In Autumn 2019 – two years after we initially started the project – Emma Kahle, a PhD candidate member of my team, needed more direct access to the website as she was refining the game for use in her Graduate Certificate in Climate Science capstone. I met with her to set up her computer, explain the workflow for making changes, and teach her how to directly make changes to the game. After this, Emma was empowered to independently refine the game.
Lessons Learned
Through this project and my involvement in UW EarthGames, I found that I enjoy working on interdisciplinary projects, and I was excited to find opportunities to combine my technical skills with my environmental interests.
Working on the Park Adventure project prepared me for other opportunities where I worked in teams of mixed skill sets. As a student in INFO 102: Gender and Information Technology, I was able to effectively facilitate delegating and prioritizing tasks in a team where each person had a distinct strength ranging between design, code, and writing.

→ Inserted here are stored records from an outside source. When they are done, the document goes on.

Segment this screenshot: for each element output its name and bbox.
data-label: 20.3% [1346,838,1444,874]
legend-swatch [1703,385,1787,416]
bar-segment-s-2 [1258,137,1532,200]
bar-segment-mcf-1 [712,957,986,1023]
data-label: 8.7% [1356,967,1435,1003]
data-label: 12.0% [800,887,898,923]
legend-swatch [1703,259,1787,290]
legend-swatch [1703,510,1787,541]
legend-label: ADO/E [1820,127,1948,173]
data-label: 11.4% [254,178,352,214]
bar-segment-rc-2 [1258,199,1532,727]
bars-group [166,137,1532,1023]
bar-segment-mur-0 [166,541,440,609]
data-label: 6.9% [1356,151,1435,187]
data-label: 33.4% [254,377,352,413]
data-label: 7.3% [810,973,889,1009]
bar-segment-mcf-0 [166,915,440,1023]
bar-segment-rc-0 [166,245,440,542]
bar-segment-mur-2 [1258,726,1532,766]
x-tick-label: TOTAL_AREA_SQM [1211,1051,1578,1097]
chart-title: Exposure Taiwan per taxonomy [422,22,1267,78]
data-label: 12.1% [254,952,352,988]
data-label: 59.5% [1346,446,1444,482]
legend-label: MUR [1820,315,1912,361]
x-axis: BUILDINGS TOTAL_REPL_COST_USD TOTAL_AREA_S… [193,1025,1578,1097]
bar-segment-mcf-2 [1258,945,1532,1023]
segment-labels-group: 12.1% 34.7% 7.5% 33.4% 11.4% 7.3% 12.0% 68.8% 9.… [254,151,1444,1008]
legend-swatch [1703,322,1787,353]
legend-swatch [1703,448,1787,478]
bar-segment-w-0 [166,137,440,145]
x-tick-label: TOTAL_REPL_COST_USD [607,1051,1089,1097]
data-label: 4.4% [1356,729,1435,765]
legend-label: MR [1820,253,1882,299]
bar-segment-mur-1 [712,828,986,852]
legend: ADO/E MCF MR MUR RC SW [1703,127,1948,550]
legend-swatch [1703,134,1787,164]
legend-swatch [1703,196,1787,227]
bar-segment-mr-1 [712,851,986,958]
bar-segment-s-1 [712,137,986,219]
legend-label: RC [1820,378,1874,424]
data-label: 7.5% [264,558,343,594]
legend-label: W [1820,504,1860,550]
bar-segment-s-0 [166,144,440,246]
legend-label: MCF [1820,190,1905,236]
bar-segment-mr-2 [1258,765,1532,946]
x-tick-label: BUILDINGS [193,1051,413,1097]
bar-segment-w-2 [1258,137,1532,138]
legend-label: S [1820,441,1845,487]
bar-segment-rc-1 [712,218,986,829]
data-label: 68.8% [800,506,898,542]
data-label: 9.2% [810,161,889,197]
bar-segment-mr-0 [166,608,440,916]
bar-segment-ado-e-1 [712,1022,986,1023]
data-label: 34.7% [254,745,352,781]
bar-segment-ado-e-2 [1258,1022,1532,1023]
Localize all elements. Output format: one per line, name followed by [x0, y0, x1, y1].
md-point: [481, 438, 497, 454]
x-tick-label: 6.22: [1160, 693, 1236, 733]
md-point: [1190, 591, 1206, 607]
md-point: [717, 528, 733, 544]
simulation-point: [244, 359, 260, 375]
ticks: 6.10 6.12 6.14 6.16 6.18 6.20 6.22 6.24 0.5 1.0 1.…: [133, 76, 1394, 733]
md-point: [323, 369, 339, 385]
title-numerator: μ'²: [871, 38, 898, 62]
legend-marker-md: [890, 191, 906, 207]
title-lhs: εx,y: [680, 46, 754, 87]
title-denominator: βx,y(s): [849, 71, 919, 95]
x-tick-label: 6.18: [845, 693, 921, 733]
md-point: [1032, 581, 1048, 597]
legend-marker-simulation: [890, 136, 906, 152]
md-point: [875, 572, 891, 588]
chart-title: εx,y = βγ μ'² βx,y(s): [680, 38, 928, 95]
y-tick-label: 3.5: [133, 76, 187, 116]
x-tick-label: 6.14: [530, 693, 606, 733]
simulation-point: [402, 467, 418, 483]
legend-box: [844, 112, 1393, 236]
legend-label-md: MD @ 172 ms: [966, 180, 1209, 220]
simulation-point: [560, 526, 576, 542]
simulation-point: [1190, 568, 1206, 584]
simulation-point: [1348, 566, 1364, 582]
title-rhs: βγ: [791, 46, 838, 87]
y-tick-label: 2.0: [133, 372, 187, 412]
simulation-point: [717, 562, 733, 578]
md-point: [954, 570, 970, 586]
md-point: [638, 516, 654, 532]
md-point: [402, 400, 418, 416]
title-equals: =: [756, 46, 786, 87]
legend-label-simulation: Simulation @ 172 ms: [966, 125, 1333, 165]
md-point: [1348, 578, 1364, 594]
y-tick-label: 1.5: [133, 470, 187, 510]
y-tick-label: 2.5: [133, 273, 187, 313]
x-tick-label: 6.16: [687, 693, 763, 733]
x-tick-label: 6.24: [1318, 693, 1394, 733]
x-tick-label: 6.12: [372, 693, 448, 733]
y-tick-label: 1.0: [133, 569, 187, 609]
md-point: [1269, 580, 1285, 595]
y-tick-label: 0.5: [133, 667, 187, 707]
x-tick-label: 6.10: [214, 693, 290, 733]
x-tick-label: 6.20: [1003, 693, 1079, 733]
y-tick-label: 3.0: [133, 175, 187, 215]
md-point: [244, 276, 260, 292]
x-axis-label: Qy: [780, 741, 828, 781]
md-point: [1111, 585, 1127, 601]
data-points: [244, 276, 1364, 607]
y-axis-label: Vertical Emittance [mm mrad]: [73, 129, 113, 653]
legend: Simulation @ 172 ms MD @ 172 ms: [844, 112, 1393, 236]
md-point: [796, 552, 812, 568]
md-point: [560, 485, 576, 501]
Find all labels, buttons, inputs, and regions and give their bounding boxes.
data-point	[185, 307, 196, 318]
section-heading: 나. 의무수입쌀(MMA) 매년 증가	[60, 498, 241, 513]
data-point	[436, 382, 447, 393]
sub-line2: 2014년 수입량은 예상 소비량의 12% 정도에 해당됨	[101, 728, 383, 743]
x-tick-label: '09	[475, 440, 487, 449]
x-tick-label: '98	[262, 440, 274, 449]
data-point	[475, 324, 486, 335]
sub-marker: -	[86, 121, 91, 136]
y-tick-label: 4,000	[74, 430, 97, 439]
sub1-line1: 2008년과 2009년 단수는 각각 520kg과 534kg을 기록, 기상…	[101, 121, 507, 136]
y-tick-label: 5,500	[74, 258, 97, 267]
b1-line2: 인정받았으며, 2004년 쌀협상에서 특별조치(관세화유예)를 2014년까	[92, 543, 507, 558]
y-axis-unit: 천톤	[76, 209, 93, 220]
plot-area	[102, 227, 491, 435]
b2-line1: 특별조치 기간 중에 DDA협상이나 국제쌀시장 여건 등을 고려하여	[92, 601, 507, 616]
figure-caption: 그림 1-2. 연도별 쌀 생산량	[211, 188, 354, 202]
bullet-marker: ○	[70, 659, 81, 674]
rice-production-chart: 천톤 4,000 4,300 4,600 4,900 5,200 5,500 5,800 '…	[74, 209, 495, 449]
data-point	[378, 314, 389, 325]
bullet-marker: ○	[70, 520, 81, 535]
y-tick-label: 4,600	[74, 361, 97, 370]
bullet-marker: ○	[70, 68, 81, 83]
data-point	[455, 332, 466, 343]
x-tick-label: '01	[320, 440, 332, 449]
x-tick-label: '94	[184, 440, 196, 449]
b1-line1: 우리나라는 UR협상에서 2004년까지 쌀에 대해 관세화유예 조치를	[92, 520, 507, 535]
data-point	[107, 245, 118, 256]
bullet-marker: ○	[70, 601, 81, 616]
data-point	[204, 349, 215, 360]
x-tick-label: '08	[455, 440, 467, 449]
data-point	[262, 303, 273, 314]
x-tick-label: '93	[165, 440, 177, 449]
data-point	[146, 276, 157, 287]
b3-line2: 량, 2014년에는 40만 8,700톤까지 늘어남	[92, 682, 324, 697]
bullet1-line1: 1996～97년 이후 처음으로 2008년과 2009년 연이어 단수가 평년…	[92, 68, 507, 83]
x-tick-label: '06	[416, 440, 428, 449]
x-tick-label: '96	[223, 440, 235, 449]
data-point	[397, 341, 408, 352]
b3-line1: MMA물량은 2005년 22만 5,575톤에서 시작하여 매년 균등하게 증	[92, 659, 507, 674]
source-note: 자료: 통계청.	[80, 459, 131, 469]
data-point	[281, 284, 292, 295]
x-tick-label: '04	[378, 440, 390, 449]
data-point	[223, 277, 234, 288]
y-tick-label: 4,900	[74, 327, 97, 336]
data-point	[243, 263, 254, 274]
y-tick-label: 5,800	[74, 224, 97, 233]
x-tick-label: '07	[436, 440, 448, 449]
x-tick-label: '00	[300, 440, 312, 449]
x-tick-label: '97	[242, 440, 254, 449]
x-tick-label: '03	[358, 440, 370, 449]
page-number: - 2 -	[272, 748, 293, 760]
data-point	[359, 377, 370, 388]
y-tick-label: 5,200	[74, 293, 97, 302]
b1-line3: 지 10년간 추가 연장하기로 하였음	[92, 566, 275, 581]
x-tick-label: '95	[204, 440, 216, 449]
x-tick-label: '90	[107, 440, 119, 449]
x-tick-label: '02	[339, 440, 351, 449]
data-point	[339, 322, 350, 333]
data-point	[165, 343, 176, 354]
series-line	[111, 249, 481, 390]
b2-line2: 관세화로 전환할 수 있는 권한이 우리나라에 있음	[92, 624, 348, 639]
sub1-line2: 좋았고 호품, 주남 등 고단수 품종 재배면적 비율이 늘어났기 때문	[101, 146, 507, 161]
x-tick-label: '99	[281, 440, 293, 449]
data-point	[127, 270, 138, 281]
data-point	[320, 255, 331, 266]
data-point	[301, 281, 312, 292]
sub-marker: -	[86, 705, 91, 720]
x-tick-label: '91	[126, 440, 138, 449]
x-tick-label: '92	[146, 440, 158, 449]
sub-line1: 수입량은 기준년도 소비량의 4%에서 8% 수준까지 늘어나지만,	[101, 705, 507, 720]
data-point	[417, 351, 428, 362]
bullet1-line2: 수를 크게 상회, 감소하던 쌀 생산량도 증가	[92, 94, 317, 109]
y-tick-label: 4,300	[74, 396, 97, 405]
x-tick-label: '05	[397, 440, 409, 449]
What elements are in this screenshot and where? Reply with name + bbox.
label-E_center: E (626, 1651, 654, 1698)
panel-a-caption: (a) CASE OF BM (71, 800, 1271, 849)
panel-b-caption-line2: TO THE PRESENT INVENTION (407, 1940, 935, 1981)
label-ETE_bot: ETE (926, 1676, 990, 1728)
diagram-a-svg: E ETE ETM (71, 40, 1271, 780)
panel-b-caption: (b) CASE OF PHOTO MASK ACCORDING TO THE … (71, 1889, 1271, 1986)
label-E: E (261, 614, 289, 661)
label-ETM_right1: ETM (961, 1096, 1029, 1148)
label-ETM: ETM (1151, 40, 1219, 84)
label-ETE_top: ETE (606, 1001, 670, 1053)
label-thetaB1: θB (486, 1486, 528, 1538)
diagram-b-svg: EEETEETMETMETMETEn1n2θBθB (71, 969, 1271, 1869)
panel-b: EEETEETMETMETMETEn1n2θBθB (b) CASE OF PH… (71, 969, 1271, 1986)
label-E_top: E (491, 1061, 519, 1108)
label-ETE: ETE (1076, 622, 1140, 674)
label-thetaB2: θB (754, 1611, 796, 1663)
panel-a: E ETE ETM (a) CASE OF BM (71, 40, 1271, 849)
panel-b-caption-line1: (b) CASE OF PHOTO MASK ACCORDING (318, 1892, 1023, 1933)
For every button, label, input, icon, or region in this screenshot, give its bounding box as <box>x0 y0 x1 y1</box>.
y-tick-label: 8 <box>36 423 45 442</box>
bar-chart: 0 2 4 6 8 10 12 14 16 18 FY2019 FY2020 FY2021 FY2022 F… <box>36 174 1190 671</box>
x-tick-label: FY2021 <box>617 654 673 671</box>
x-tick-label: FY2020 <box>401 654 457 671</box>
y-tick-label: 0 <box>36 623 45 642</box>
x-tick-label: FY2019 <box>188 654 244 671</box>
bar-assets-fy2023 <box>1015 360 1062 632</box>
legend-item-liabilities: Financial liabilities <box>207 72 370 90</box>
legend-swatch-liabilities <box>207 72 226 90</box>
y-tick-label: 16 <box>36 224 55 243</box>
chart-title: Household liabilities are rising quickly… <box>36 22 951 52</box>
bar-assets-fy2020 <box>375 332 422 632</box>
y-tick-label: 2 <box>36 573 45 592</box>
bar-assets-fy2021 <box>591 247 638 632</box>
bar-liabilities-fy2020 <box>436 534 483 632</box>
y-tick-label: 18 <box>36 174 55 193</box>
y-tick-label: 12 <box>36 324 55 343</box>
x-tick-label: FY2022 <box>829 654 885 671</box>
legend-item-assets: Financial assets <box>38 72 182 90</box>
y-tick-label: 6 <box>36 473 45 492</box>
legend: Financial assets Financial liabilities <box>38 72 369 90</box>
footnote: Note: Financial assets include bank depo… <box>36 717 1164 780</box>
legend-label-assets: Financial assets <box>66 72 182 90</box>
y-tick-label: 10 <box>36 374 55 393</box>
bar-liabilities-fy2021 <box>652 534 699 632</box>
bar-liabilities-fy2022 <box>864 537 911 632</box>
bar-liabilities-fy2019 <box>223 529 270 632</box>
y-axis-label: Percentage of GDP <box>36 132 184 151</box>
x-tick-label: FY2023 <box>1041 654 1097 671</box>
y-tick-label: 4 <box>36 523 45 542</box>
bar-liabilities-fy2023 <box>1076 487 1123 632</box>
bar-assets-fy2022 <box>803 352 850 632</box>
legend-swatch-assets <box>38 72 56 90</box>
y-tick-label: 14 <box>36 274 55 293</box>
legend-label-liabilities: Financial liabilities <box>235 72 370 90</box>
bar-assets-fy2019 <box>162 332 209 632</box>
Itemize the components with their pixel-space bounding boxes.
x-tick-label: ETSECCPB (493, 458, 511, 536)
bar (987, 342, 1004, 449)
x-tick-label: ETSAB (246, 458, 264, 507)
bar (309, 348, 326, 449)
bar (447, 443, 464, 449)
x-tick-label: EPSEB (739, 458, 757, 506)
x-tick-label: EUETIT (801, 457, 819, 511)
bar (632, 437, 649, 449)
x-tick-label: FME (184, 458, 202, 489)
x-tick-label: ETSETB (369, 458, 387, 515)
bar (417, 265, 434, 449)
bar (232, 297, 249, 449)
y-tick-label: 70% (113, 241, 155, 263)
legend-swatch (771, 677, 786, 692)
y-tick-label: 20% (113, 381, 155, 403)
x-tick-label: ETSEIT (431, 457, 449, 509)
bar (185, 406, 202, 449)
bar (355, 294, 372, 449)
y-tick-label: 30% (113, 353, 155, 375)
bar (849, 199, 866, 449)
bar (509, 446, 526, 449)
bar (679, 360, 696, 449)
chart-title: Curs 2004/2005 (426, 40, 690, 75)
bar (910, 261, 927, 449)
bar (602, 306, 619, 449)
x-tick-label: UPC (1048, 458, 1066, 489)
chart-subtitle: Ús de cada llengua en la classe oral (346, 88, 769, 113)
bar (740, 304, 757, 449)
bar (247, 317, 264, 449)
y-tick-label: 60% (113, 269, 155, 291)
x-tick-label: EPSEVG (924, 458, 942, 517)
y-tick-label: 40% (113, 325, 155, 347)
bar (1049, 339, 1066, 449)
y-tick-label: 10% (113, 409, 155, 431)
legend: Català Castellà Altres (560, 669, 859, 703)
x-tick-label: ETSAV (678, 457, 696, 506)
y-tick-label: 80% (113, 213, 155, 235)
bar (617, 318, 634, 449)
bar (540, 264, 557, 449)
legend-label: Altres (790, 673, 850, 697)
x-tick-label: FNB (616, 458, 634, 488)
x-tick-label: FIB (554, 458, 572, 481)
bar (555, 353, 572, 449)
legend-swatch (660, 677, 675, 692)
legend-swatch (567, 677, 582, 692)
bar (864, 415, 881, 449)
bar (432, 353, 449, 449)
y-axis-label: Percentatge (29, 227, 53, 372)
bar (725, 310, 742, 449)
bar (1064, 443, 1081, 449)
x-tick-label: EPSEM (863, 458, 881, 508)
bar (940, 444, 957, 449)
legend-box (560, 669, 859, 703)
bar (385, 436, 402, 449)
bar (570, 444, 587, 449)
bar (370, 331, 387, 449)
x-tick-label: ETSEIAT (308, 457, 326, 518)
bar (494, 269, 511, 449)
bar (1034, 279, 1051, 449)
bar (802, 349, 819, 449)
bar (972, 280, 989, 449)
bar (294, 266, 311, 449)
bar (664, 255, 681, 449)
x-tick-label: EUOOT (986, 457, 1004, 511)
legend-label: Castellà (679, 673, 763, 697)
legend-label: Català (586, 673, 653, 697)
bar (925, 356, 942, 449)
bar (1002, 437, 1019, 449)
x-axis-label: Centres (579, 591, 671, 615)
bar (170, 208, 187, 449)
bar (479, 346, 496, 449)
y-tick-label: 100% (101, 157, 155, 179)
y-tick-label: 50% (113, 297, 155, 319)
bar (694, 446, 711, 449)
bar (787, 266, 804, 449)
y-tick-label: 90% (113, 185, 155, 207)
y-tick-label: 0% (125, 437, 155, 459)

The Park Adventure project also made me excited to find additional opportunities to combine my technical skills with my environmental interests. I later took OCEAN 452: Marine Geographic Information Systems where I ran an experiment on a University of Washington research vessel to collect seafloor data and then use software to process, analyze, and visualize the results.
I also continue to seek ways to develop the environmental literacy of others in everyday ways. For instance, as a Teaching Assistant for INFO 201: Technical Foundations of Informatics, I used environmental and climate change datasets to demonstrate how to work with and visualize data. These lessons were primarily taught technical skills, but required providing important environmental context.